INSIDE THE VAULT

WITH MAGNA'S COST

SAVING GURUS

Visitors to “The Vault” at Magna’s Troy, Michigan headquarters may think they’ve stepped into a massive hardware store, not the home of a dedicated six-member team that is always on the hunt for potential opportunities for cost savings.

The room is filled with aisles of rolling racks that hold many of the products used every day in Magna plants and facilities, from cardboard for shipping motors to taillamps and transmission parts.

The dramatic displays enable the team to analyze similar parts on a cost-per-pound basis, almost at a glance.

“By bringing multiple parts together like this, things pop out at you,” explained Dan Beckley, Magna Director of Continuous Improvement on the cost-savings team. “You can see discrepancies right off the bat. What we do is a critical part of world-class manufacturing because you must produce at an affordable price.”

As a result, the team has been able to assist and train people at the group level and at the divisions on these cost save methods. This has saved the company millions of dollars in terms of products and processes since its inception five years ago.

Mike Hier, a senior development engineer

Another part of The Vault includes large tables that are used by Magna guest teams to tear down products, another element of what is formally called the Magna Cost Reduction Process or MCRP.

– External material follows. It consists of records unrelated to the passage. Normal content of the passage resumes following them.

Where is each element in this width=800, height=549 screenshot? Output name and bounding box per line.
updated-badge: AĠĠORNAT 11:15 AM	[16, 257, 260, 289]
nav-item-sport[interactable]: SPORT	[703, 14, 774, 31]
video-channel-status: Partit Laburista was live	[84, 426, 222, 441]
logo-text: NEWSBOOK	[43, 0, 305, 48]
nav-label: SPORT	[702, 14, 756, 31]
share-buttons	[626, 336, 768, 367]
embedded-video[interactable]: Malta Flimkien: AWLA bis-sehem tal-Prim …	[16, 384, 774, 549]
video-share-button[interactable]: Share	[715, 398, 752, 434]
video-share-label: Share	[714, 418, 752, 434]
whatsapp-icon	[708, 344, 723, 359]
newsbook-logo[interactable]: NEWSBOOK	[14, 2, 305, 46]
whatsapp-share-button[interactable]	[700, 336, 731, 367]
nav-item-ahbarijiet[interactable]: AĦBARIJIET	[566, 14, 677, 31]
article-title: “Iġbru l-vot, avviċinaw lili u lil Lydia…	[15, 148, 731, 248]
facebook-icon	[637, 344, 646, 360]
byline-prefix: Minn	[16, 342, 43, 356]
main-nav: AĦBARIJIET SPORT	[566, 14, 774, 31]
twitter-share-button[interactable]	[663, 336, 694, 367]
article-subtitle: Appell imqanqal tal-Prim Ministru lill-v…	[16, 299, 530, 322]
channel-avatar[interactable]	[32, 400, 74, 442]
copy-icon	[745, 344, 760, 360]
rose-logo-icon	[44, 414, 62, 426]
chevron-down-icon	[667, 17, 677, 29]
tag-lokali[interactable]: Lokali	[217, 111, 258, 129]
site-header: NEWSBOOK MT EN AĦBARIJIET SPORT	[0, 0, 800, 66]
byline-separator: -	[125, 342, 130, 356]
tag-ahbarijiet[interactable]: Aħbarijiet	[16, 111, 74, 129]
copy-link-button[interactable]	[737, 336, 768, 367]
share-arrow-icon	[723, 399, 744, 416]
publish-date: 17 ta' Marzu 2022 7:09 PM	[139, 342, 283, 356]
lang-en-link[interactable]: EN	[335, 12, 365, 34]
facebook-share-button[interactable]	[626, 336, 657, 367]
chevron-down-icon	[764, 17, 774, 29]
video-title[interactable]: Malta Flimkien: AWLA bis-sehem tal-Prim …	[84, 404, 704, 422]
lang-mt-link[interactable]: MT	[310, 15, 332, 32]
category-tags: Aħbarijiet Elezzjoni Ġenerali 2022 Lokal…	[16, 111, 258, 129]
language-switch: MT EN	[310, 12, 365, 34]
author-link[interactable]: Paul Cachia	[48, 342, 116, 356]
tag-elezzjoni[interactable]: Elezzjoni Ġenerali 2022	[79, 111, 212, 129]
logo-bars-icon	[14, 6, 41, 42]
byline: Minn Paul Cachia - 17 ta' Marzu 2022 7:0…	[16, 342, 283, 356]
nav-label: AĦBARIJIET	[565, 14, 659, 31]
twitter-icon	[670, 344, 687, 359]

The frugal approach is not limited to this under-the-radar room, which is open to all employees. The team also has an interactive portal on MagNET, the company intranet, that lets employees access its cost-per-pound database, along with other tools and training.

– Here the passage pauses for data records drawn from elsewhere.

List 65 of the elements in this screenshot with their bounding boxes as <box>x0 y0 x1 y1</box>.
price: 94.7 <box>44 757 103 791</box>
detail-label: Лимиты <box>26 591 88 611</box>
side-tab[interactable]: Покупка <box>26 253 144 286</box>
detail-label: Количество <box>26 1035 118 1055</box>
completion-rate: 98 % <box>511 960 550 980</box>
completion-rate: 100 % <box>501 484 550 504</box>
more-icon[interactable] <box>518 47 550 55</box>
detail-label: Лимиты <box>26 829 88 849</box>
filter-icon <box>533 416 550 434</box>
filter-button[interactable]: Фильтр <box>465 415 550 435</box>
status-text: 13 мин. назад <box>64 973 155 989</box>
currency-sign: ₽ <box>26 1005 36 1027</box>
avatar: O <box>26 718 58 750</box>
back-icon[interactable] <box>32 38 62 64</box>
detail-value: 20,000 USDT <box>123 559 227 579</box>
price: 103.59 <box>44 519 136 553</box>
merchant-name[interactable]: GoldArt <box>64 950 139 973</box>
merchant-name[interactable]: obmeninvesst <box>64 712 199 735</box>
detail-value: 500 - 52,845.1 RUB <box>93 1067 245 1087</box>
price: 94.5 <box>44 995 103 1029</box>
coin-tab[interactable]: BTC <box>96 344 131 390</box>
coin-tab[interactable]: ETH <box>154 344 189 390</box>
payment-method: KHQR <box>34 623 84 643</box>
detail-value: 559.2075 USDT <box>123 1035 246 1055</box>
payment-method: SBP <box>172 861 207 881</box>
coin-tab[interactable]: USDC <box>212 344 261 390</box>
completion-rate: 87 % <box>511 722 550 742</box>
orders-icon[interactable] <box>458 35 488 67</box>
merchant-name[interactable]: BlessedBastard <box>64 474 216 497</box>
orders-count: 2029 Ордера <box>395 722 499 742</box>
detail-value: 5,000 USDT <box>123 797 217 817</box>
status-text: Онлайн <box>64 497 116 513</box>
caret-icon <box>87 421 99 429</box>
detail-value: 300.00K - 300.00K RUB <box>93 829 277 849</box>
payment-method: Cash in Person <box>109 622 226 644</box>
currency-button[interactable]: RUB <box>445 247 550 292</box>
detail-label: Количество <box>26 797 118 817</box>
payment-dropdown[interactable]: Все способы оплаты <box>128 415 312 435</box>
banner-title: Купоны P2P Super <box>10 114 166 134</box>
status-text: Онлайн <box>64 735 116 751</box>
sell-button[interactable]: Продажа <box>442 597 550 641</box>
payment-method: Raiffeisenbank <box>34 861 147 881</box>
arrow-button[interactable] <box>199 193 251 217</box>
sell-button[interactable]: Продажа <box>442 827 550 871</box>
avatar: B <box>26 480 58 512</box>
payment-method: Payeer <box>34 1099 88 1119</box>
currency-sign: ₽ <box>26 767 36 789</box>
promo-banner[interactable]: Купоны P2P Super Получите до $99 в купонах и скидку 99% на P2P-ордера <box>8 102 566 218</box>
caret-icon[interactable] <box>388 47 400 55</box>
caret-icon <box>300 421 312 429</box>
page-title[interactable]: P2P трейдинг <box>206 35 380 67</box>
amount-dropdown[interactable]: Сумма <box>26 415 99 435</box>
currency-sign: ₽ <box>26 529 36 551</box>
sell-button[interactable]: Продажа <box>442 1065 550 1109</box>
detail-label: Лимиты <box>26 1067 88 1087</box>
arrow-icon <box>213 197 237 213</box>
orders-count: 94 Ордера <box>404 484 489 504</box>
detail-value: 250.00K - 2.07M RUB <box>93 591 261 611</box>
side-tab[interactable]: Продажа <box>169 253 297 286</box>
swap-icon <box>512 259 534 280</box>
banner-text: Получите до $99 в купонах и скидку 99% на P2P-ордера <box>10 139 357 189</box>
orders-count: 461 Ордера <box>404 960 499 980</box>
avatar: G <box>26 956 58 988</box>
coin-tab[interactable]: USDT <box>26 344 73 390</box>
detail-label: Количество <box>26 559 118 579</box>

Team members like Tim O’Brien, a cost-savings analyst and one of the employees who came up with the original vision for The Vault, often hit the road to teach their methods to 30 to 40 Magna divisions a year.

“It can be as simple as seeing things with fresh eyes,” Tim said. “I tell people to walk the plant in the opposite direction and see things from a different perspective. You must have the imagination to visualize something different.”

The team is always on the lookout for eliminating waste, too, such as the over-handling of parts.

“You have to make the connection between packaging and logistics,” Tim said. “At one plant, we noticed they were putting parts in two different boxes on the way to the assembly line, and handling something two or three times. That needed to be fixed. And that’s basically how we think.”

Posted on large display boards inside The Vault are pictures and details of these achievements.

They include:

$3.2 MILLION USD A YEAR

saved on a better way to produce an LED headlight

$50,000 USD a YEAR

saved on landfill costs after the team found a recycler that would haul away material at a division for free

$888,000 USD

saved by revising a plant layout at a Michigan facility with an eye toward Lean Manufacturing techniques

$32,000 USD A YEAR

saved by comparing available parts for the power slider window of a popular pickup truck, and choosing the less expensive version

A PASSION FOR REPURPOSING

When the team inside The Vault is done with parts, they don’t toss them in the trash. Instead, these ultimate repurposers transform them into office equipment.

Mike Hier, a senior development engineer on the cost- savings team, is the creative genius behind this effort.

He takes car seats that have been torn down and puts them back together to become office chairs that recline and feature seatbelts. Running boards get a second life as bookshelves, and a Corvette roof panel does double duty as a window shade.

The team members come by this frugal mindset naturally.

Tim O’Brien, a cost-savings analyst, was repurposing stuff as a kid growing up in Sylvania, Ohio, including fixing his three- speed bike with a rod from a toilet float.

Dan Beckley, the team’s director of continuous improvement, was doing a similar thing as a teen in Otisville, Michigan. He built motorcycles out of scrap parts.